Just as I was leaving Amy's room tonight, a ray of sunshine broke through the mostly cloudy and rainy skies we've been having for the past several days, lighting up the nearby hillside. There was very little sunshine inside at the time, as Amy's ordeal drags on for yet another day, but she called us here at home a little while ago, and was sounding better than I'd heard her for many days, and perhaps even weeks, so I am feeling a bit less stressed [again].
Her neutrophil count appears relatively stable at 1500 (just above the neutropenic threshold), and her platelet counts are holding steady at a tolerable level (er, I forget the number). The foremost concern, on the blood composition level, is her hermatocrit count, which is hovering around 26%; if it dips much lower, she may need to undergo a blood transfusion.
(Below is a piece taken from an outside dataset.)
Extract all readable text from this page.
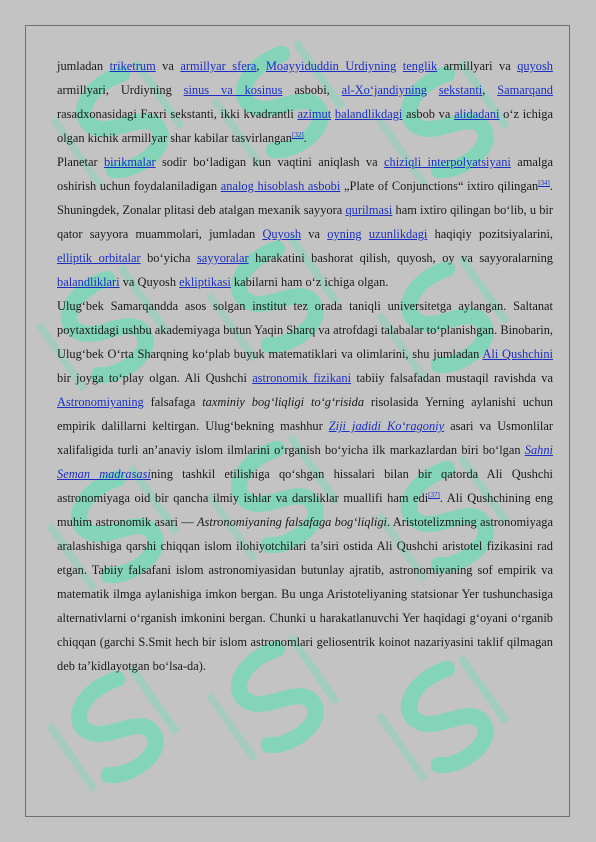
jumladan triketrum va armillyar sfera, Moayyiduddin Urdiyning tenglik armillyari va quyosh armillyari, Urdiyning sinus va kosinus asbobi, al-Xo‘jandiyning sekstanti, Samarqand rasadxonasidagi Faxri sekstanti, ikki kvadrantli azimut balandlikdagi asbob va alidadani o‘z ichiga olgan kichik armillyar shar kabilar tasvirlangan[32].

Planetar birikmalar sodir bo‘ladigan kun vaqtini aniqlash va chiziqli interpolyatsiyani amalga oshirish uchun foydalaniladigan analog hisoblash asbobi „Plate of Conjunctions“ ixtiro qilingan[34]. Shuningdek, Zonalar plitasi deb atalgan mexanik sayyora qurilmasi ham ixtiro qilingan bo‘lib, u bir qator sayyora muammolari, jumladan Quyosh va oyning uzunlikdagi haqiqiy pozitsiyalarini, elliptik orbitalar bo‘yicha sayyoralar harakatini bashorat qilish, quyosh, oy va sayyoralarning balandliklari va Quyosh ekliptikasi kabilarni ham o‘z ichiga olgan.

Ulug‘bek Samarqandda asos solgan institut tez orada taniqli universitetga aylangan. Saltanat poytaxtidagi ushbu akademiyaga butun Yaqin Sharq va atrofdagi talabalar to‘planishgan. Binobarin, Ulug‘bek O‘rta Sharqning ko‘plab buyuk matematiklari va olimlarini, shu jumladan Ali Qushchini bir joyga to‘play olgan. Ali Qushchi astronomik fizikani tabiiy falsafadan mustaqil ravishda va Astronomiyaning falsafaga taxminiy bog‘liqligi to‘g‘risida risolasida Yerning aylanishi uchun empirik dalillarni keltirgan. Ulug‘bekning mashhur Ziji jadidi Ko‘ragoniy asari va Usmonlilar xalifaligida turli an’anaviy islom ilmlarini o‘rganish bo‘yicha ilk markazlardan biri bo‘lgan Sahni Seman madrasasining tashkil etilishiga qo‘shgan hissalari bilan bir qatorda Ali Qushchi astronomiyaga oid bir qancha ilmiy ishlar va darsliklar muallifi ham edi[37]. Ali Qushchining eng muhim astronomik asari — Astronomiyaning falsafaga bog‘liqligi. Aristotelizmning astronomiyaga aralashishiga qarshi chiqqan islom ilohiyotchilari ta’siri ostida Ali Qushchi aristotel fizikasini rad etgan. Tabiiy falsafani islom astronomiyasidan butunlay ajratib, astronomiyaning sof empirik va matematik ilmga aylanishiga imkon bergan. Bu unga Aristoteliyaning statsionar Yer tushunchasiga alternativlarni o‘rganish imkonini bergan. Chunki u harakatlanuvchi Yer haqidagi g‘oyani o‘rganib chiqqan (garchi S.Smit hech bir islom astronomlari geliosentrik koinot nazariyasini taklif qilmagan deb ta’kidlayotgan bo‘lsa-da).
Outside of the bloodstream, Amy's fever has stabilized and her abdominal cramps have subsided. She still has pain in the area of the radiation burns, compounded by the diarrhea, which remains the chief complaint (even if it's not, technically, the most threatening sympton) at this point. Unfortunately, we have to wait another 20 hours before the results of the c-dif test are conclusive; until which time, she cannot take anti-diarrheal medications, as they would have a negative impact if she does have a c-difficile bacterial infection. Meanwhile, she has started a prophylactic course of Flagyl.
It's still too early to tell when she may be able to return from the hospital. Her birthday is Wednesday, and it would be a welcome "present" if she were well enough to be discharged by then. However, one thing we have learned through this experience is the benefit in taking one day (sometimes one hour) at a time, and so we are trying to stay prediction- and expectation-free.